DAYTON BEACH, Fla. -- During the breeding season, adult Snowy Egrets, like the one featured in the scenic photograph taken here on the World's Most Famous Beach®, develop long, wispy feathers on their backs, necks, and heads.
Way back in the 1880s, these plumes were valued at $32 per ounce, which was twice the price of gold at the time. Plume-hunting for the fashion industry killed many Snowy Egrets and other birds until reforms were passed in the early20th century. The recovery of shorebird populations through the work of concerned citizens was an early triumph and helped give birth to the conservation movement and what we know today as eco-tourism.
Among the most elegant of the herons, the slender Snowy Egret sets off immaculate white plumage with black legs and brilliant yellow feet. Those feet seem to play a role in stirring up or herding small aquatic animals as the egret forages.
Breeding Snowy Egrets grow filmy, curving plumes that once fetched astronomical prices in the fashion industry, endangering the species. Early conservationists rallied to protect egrets by the early twentieth century, and this species is once again a common sight in shallow coastal wetlands, according to the Cornell Lab of Ornithology.
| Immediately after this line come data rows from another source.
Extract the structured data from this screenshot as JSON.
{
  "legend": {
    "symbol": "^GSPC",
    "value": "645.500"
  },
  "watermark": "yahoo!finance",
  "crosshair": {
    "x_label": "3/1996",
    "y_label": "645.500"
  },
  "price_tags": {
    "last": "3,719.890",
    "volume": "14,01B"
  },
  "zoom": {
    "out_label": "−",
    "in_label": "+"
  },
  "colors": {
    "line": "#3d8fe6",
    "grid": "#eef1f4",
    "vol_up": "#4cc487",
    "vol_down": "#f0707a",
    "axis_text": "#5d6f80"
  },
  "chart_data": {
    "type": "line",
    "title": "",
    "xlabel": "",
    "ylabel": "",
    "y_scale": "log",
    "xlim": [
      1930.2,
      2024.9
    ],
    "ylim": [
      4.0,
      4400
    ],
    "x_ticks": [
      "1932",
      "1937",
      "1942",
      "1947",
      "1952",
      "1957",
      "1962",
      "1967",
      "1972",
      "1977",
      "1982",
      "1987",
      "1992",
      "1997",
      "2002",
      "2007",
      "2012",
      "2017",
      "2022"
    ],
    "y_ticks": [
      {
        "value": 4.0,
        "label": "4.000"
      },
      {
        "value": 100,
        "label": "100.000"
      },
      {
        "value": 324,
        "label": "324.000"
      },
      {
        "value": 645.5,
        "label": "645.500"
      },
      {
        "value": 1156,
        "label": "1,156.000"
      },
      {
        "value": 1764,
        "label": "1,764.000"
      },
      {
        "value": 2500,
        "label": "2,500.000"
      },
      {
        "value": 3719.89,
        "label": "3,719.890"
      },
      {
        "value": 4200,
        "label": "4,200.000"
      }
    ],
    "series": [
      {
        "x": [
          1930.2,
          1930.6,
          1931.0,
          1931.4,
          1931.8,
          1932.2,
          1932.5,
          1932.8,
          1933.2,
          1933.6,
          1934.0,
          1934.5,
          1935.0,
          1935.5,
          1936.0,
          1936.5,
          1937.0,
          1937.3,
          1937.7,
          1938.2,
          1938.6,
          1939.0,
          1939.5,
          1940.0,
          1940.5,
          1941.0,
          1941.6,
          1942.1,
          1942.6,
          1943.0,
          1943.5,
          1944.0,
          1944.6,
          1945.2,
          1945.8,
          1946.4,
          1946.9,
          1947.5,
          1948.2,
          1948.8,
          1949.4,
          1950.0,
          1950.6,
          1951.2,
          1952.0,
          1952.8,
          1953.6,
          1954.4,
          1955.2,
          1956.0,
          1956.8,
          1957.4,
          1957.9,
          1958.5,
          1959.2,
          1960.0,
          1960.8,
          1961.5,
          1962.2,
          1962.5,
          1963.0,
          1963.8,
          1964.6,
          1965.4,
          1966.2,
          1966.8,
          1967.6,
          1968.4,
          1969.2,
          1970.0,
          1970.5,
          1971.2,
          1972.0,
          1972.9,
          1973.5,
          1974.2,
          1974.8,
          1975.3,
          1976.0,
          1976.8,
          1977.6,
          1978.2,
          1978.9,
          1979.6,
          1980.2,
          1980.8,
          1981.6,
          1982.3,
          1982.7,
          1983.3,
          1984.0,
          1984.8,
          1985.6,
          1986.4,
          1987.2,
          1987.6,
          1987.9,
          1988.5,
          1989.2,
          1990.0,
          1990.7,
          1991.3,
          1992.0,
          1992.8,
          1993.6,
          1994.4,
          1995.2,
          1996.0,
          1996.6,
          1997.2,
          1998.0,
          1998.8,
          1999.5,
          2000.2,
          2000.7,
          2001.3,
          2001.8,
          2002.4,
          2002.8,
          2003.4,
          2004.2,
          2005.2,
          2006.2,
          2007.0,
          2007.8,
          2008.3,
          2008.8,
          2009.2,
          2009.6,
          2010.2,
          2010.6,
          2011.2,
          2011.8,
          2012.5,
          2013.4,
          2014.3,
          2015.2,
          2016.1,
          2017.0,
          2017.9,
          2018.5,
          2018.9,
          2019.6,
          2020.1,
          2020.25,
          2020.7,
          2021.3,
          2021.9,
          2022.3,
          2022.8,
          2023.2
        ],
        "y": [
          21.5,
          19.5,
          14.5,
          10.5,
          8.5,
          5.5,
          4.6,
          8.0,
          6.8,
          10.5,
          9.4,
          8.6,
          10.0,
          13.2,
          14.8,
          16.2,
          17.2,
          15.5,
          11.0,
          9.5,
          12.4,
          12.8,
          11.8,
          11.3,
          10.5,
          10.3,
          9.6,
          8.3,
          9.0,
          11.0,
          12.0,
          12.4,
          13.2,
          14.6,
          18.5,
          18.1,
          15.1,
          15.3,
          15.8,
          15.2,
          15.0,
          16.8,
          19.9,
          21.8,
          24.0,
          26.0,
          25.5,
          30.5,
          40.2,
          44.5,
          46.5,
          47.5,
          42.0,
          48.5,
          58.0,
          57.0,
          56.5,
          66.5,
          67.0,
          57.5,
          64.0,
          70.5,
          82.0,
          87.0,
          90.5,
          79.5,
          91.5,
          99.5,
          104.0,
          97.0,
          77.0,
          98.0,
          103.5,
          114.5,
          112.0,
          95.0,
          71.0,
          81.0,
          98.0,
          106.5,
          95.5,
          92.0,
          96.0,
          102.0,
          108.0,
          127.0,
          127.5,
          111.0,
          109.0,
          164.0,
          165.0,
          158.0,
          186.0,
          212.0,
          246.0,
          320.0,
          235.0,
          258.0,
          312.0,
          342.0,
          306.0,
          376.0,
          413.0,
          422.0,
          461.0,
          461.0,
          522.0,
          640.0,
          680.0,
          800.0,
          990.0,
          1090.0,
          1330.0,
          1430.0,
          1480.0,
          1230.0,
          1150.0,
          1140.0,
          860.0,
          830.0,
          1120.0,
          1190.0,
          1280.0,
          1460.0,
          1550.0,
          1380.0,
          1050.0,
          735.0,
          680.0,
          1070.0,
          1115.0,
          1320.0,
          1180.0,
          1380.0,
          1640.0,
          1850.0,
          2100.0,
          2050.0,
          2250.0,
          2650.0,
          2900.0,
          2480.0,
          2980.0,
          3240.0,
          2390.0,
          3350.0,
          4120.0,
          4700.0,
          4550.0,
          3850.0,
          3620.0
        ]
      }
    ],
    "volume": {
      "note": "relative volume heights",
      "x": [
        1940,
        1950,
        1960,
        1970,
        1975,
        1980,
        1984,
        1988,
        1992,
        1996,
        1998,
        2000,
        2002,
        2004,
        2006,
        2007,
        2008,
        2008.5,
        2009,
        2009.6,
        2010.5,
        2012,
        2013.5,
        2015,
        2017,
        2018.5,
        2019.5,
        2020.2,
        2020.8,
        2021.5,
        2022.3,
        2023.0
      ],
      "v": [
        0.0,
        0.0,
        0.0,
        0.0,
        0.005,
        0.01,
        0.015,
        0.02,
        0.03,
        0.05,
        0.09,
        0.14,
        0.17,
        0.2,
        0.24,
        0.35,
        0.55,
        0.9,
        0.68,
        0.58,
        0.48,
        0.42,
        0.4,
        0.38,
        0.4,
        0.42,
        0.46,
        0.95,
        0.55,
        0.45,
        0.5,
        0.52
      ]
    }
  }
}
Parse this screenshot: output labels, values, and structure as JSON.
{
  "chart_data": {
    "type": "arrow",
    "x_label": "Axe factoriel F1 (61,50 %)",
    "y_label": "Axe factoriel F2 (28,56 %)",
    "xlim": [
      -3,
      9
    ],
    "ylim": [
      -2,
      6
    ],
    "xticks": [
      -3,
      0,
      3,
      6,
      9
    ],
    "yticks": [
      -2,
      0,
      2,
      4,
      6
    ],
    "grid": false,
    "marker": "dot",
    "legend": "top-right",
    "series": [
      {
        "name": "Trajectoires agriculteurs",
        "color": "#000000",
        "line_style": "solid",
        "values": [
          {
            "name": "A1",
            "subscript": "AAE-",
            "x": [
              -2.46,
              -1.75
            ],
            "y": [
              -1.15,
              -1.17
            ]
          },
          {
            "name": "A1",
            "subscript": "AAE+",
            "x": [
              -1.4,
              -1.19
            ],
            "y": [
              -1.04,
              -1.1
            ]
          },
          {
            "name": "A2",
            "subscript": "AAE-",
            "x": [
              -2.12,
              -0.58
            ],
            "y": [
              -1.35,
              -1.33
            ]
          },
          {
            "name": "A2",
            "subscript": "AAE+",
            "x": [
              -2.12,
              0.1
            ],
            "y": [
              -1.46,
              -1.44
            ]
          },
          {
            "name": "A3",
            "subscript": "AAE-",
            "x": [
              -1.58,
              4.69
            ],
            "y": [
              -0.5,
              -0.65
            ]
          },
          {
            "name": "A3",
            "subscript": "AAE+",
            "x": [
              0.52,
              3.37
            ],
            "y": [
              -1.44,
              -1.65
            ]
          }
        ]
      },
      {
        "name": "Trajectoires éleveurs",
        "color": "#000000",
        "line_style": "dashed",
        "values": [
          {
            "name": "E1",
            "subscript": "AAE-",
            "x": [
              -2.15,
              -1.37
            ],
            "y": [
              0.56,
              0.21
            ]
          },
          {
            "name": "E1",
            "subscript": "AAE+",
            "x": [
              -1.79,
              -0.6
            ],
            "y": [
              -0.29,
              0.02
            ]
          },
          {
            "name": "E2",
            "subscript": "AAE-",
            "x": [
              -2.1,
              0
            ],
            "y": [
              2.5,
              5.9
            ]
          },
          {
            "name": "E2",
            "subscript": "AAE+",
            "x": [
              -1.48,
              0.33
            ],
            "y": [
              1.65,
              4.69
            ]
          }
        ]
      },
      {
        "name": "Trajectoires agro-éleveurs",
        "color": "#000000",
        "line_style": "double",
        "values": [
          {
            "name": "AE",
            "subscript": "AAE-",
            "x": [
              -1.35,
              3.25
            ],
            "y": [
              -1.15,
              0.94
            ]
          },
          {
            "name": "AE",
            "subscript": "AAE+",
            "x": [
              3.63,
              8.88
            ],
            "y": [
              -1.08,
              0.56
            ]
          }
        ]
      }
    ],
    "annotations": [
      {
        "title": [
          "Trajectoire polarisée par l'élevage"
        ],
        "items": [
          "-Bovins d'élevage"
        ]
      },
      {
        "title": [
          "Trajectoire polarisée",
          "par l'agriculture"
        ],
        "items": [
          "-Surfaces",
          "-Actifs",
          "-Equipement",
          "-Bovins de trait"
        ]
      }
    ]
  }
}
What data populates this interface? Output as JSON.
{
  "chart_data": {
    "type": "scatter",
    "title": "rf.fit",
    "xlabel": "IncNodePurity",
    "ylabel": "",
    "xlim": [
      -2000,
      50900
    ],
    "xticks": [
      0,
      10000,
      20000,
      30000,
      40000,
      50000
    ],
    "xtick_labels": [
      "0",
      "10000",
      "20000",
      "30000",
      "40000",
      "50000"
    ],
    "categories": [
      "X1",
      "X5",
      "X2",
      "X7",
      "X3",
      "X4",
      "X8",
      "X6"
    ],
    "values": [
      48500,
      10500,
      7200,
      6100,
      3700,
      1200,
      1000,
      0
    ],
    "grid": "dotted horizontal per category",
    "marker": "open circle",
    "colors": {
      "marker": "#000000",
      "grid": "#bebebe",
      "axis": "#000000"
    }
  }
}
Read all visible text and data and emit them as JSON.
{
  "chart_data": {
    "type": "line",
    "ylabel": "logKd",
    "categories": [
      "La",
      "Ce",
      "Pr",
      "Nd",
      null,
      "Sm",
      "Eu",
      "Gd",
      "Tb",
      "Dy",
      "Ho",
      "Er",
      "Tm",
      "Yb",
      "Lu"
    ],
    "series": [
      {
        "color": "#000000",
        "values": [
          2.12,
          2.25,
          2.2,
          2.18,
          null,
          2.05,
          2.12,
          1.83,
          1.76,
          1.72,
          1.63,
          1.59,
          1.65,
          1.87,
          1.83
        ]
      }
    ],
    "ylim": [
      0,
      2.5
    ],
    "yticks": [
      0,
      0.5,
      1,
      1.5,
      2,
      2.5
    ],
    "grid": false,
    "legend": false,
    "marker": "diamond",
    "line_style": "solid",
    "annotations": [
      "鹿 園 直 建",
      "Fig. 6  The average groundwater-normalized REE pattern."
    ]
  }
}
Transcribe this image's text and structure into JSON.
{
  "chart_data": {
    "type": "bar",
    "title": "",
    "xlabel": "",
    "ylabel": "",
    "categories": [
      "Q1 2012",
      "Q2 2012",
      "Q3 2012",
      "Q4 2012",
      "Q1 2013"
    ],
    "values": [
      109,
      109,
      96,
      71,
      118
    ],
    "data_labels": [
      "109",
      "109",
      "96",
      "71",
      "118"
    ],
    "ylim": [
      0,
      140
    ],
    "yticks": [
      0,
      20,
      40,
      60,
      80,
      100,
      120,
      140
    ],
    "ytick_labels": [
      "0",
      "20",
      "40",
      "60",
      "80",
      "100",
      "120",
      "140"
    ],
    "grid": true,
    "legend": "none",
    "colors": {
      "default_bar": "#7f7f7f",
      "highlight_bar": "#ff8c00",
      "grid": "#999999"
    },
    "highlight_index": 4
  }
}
Since he lives near the Atlantic Ocean in greater Daytona Beach, amateur photographer Steve Bibeault enjoys taking pictures of scenic wildlife, especially birds. And he gets a big thrill out of seeing his scenic images showcased in Headline Surfer.
His favorite birds are the brown pelicans with their large wingspans, which they use to glide along the surf in search of fish below.